Kevin Frez Robles y su condena: el impacto de la explotación infantil

Kevin Fernando Frez Robles ha recibido una condena total de 18 años de prisión efectiva por delitos sexuales en el contexto de explotación infantil, según lo dictaminado por el tribunal este jueves. La sentencia fue leída por la jueza Palmira Muñoz Leiva, en un juicio que ha generado gran atención mediática, especialmente por la decisión de excluir a la prensa durante la lectura del veredicto, algo poco común en casos de esta índole. A diferencia de las etapas anteriores del juicio, donde los procedimientos fueron abiertos y accesibles, la falta de transparencia en esta fase ha suscitado cuestionamientos sobre la equidad y la justicia del proceso.

Frez Robles, de 31 años, fue encontrado culpable de violación impropia y de abuso sexual con contacto corporal contra una menor de 14 años, quien se encontraba en una situación de vulnerabilidad. El tribunal consideró los agravantes del caso, que incluían el suministro de sustancias ilícitas y la realización de tatuajes a chicas jóvenes a cambio de actividades sexuales. Esta situación pone en evidencia los riesgos que enfrentan los menores en contextos de abuso y explotación, especialmente aquellos sujetos a sistemas de protección del Estado.
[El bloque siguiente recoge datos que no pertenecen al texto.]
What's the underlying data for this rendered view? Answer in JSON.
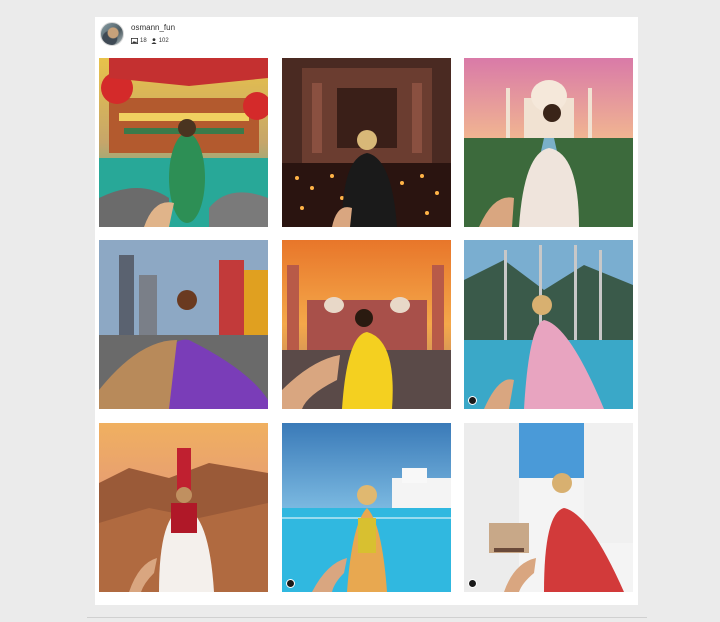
{
  "profile": {
    "username": "osmann_fun",
    "media_count": "18",
    "follower_count": "102"
  },
  "posts": [
    {
      "scene": "neon-boat-harbor",
      "icon": "none"
    },
    {
      "scene": "stone-temple-candles",
      "icon": "none"
    },
    {
      "scene": "white-domed-mausoleum",
      "icon": "none"
    },
    {
      "scene": "city-square-purple-dress",
      "icon": "none"
    },
    {
      "scene": "mosque-sunset-yellow-dress",
      "icon": "none"
    },
    {
      "scene": "mountain-lake-pink-dress",
      "icon": "user-icon"
    },
    {
      "scene": "canyon-red-outfit",
      "icon": "none"
    },
    {
      "scene": "blue-pool-white-houses",
      "icon": "user-icon"
    },
    {
      "scene": "whitewashed-street-red-dress",
      "icon": "user-icon"
    }
  ],
  "colors": {
    "page_background": "#ebebeb",
    "card_background": "#ffffff",
    "text": "#333333"
  }
}
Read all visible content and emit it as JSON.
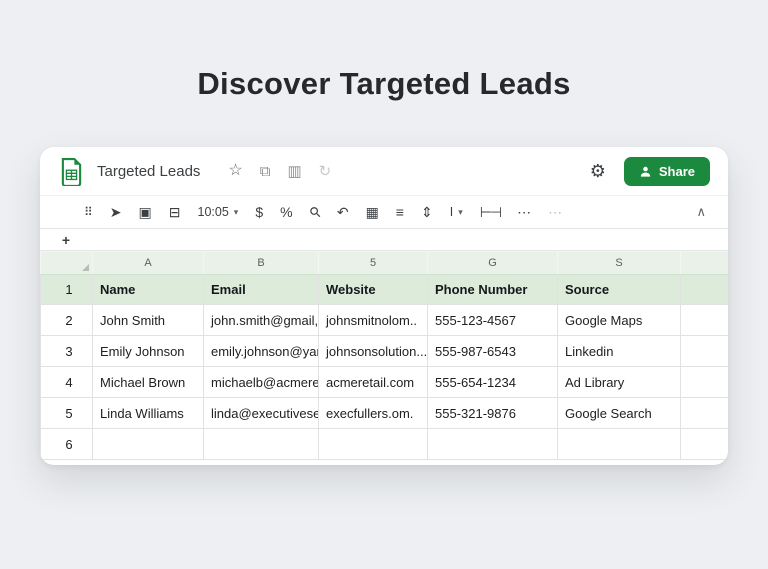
{
  "page": {
    "headline": "Discover Targeted Leads"
  },
  "doc": {
    "title": "Targeted Leads",
    "share_label": "Share",
    "zoom_value": "10:05"
  },
  "colors": {
    "brand_green": "#1b8a3f",
    "header_row_tint": "#dcebda",
    "column_strip_tint": "#e9f1e8",
    "background": "#edeff2"
  },
  "icons": {
    "star": "☆",
    "pages": "⧉",
    "frame": "▥",
    "sync": "↻",
    "gear": "⚙",
    "dots_grid": "⠿",
    "paint": "➤",
    "image": "▣",
    "present": "⊟",
    "caret_down": "▾",
    "dollar": "$",
    "percent": "%",
    "search": "⚲",
    "undo": "↶",
    "borders": "▦",
    "align": "≡",
    "valign": "⇕",
    "text_color": "I",
    "merge": "⊢⊣",
    "overflow": "⋯",
    "more": "⋯",
    "collapse": "∧",
    "select_plus": "+"
  },
  "sheet": {
    "columns": [
      "A",
      "B",
      "5",
      "G",
      "S"
    ],
    "rows": [
      {
        "num": "1",
        "cells": [
          "Name",
          "Email",
          "Website",
          "Phone Number",
          "Source"
        ]
      },
      {
        "num": "2",
        "cells": [
          "John Smith",
          "john.smith@gmail,",
          "johnsmitnolom..",
          "555-123-4567",
          "Google Maps"
        ]
      },
      {
        "num": "3",
        "cells": [
          "Emily Johnson",
          "emily.johnson@yar",
          "johnsonsolution...",
          "555-987-6543",
          "Linkedin"
        ]
      },
      {
        "num": "4",
        "cells": [
          "Michael Brown",
          "michaelb@acmeret",
          "acmeretail.com",
          "555-654-1234",
          "Ad Library"
        ]
      },
      {
        "num": "5",
        "cells": [
          "Linda Williams",
          "linda@executivese",
          "execfullers.om.",
          "555-321-9876",
          "Google Search"
        ]
      },
      {
        "num": "6",
        "cells": [
          "",
          "",
          "",
          "",
          ""
        ]
      }
    ]
  }
}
Durante el juicio, la fiscal Wendoline Acuña presentó pruebas que sustentaron los delitos de explotación sexual comercial, tipificados como Escnna, donde el intercambio de bienes por sexo es central. Según los antecedentes, el acusado habría abusado de un grupo de menores que se habían escapado de un centro de residencia estatal en julio de 2023, quienes contactaron a Frez Robles a través de la aplicación “Grinder”. En este contexto, el acceso a información y a plataformas digitales ha resultado una herramienta peligrosa para muchos adolescentes vulnerables.

El tribunal ha dictado una condena de 15 años y un día de presidio por el delito más grave de violación impropia y 3 años y un día por el abuso sexual con contacto corporal. Sin embargo, el fallo dejó sin condena tres cargos adicionales de abuso y otra violación impropia. Esto ha generado reacciones mixtas en la sociedad, que demanda una justicia más contundente frente a los casos de explotación y abuso, particularmente cuando involucra a menores. El balance de penas ha sido cuestionado por quienes argumentan que no reflejan la gravedad de los actos cometidos.

Las intervenciones judiciales plenas y abiertas son fundamentales para garantizar la transparencia en procesos penales relacionados con la explotación infantil. La decisión de excluir a los medios de comunicación en la finalización del juicio ha sido criticada, ya que resulta esencial informar al público sobre cómo se manejan estos casos sensibles. La lucha contra la explotación sexual de niños, niñas y adolescentes debe ser un objetivo prioritario para la sociedad, reconociendo que su protección y bienestar son responsabilidad de todos.